[Mesa-dev] [PATCH 2/5] i965/tiled_memcpy: inline movntdqa loads in tiled_to_linear

Tue Apr 10 15:33:18 UTC 2018

Chris Wilson <chris at chris-wilson.co.uk> writes:

> Quoting Chris Wilson (2018-04-05 20:54:54)
> > Quoting Scott D Phillips (2018-04-03 21:05:42)

[...]

> > Ok, was hoping to see how you choose to use the streaming load, but I
> > guess that's the next patch.
> > 
> > Reviewed-by: Chris Wilson <chris at chris-wilson.co.uk>
>
> Oh, one point Eric Anholt mentioned on another thread about movntqda is
> that stale data inside the internal buffer is not automatically
> invalidated. We may need to emit explicit mfence before the copies if we
> are in doubt.
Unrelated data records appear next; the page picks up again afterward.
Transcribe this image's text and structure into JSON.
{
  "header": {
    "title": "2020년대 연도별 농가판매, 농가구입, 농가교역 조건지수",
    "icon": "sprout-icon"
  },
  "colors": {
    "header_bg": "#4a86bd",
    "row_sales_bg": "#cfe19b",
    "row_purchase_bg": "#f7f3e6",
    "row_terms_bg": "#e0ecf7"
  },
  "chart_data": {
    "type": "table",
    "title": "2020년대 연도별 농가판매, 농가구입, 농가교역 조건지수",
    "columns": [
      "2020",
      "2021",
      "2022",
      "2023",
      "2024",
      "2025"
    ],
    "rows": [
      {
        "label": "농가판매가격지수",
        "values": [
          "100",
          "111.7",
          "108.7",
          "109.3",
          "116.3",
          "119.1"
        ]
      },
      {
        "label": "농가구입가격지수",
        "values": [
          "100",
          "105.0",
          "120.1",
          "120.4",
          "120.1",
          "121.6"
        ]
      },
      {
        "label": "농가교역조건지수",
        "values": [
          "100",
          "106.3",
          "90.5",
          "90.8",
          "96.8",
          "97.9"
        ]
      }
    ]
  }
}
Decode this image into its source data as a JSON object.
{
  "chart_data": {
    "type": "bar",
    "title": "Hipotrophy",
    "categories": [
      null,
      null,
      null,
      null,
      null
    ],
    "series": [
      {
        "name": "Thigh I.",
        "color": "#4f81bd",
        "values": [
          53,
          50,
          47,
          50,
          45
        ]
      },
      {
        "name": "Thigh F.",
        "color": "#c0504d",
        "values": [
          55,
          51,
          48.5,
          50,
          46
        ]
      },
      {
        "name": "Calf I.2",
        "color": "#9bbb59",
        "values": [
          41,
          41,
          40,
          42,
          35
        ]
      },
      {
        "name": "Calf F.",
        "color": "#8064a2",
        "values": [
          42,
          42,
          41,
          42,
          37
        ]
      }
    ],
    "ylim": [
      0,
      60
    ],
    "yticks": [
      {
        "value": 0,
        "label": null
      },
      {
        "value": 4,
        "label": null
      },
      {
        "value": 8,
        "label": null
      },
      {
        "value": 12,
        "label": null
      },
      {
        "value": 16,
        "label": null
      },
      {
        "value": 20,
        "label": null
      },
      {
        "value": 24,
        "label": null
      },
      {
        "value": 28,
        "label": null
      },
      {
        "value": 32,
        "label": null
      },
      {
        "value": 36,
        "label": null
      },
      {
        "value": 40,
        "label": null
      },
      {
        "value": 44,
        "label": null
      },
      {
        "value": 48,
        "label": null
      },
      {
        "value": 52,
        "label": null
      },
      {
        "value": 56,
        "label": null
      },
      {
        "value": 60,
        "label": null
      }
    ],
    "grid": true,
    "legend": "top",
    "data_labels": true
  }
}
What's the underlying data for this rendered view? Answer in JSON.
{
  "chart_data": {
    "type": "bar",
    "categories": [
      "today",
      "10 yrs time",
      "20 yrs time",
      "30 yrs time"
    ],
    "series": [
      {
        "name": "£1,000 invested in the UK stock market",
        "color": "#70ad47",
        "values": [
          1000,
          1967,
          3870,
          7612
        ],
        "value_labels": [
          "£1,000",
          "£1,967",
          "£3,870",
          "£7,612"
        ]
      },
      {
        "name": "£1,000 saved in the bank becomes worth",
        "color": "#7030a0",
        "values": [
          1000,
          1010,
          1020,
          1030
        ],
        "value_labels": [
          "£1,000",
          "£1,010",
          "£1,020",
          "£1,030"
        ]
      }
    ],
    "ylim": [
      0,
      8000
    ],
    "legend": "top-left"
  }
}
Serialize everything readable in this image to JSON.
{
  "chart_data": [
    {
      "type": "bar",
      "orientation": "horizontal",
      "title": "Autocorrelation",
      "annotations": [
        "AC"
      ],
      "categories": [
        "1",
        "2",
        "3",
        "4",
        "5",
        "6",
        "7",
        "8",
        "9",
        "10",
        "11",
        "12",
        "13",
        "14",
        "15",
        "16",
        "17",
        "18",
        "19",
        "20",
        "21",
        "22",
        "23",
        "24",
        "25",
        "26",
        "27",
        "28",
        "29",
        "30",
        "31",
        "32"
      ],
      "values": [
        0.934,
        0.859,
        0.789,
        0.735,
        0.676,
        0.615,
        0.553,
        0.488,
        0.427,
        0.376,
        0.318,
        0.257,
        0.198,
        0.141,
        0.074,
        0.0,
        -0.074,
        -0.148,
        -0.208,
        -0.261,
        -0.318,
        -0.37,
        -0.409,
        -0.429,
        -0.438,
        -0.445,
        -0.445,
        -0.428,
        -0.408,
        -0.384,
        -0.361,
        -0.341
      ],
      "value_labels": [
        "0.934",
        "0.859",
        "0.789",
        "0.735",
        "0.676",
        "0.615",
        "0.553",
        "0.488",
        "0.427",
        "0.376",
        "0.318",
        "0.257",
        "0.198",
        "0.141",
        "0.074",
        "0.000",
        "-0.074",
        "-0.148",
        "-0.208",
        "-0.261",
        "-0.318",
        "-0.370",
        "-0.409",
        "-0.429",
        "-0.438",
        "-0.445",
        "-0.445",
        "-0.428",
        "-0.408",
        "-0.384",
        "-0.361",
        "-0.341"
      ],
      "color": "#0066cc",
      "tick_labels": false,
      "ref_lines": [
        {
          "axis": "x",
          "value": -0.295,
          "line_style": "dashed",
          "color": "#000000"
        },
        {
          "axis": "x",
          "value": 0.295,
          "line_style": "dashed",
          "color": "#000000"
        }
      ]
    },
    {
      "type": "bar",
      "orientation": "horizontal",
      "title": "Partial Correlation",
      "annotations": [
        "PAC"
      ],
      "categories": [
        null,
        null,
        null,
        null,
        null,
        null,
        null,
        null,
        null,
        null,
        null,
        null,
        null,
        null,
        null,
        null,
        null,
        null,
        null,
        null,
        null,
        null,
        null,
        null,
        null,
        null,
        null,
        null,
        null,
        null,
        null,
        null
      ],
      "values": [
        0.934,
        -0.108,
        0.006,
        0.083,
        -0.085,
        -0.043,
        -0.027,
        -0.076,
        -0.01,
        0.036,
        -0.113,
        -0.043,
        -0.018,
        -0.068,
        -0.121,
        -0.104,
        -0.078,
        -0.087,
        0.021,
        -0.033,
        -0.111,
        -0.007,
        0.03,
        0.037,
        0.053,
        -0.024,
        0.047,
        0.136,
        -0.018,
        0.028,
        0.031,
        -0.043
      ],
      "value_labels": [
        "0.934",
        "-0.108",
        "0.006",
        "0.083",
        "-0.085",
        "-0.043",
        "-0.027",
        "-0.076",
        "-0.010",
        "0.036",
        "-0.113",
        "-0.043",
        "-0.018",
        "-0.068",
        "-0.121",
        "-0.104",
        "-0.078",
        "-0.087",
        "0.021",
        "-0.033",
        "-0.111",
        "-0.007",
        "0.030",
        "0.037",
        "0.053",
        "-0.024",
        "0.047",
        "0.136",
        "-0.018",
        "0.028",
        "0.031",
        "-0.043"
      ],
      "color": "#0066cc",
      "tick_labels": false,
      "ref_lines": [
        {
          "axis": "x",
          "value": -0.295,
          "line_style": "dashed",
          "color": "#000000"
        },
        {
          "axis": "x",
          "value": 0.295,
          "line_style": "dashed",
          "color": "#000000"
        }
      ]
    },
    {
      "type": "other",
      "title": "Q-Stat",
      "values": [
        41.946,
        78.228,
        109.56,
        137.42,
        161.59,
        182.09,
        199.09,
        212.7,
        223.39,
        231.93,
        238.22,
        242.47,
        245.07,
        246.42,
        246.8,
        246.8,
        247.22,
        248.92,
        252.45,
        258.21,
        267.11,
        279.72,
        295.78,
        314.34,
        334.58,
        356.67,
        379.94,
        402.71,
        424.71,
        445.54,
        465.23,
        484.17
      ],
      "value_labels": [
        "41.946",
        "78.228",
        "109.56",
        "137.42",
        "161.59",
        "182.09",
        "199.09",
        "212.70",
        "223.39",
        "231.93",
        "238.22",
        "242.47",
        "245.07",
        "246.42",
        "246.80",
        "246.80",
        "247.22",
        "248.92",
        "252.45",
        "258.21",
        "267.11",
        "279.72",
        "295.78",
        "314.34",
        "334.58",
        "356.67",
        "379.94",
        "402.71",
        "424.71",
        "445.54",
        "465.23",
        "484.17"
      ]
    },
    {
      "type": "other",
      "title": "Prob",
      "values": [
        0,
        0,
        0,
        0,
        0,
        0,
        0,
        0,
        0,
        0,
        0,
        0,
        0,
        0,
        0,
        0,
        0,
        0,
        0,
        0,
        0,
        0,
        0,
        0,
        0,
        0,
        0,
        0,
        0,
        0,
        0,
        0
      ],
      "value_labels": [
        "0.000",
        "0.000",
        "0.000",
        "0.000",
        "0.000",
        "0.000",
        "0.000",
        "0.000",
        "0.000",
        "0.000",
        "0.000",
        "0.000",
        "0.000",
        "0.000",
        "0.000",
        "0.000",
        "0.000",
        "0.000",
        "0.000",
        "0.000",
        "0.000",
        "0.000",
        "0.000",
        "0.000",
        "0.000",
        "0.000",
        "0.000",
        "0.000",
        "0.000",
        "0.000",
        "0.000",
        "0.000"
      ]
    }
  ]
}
A single mfence per tiled-copy is probably not enough to
> worry about optimising away.

Looking around, I found this errata about movntdqa not honoring the
ordering guarantees of locked instructions (VLP31 in the pdf):

https://www.intel.com/content/dam/www/public/us/en/documents/specification-updates/pentium-n3520-j2850-celeron-n2920-n2820-n2815-n2806-j1850-j1750-spec-update.pdf

So I added this code near the top of tiled_to_linear():

if (mem_copy == (mem_copy_fn)_mesa_streaming_load_memcpy) {
   /* Various atom processors have errata where the movntdqa instruction
    * (which is used in streaming_load_memcpu) may incorrectly be reordered
    * before locked instructions. To work around that, we put an lfence
    * here to manually wait for preceeding loads to be completed.
    */
   __builtin_ia32_lfence();
}

It seems that an mfence won't suffice where the errata mentions you need
the lfence, by my hazy understanding. Do I have that right, or should
this be an mfence?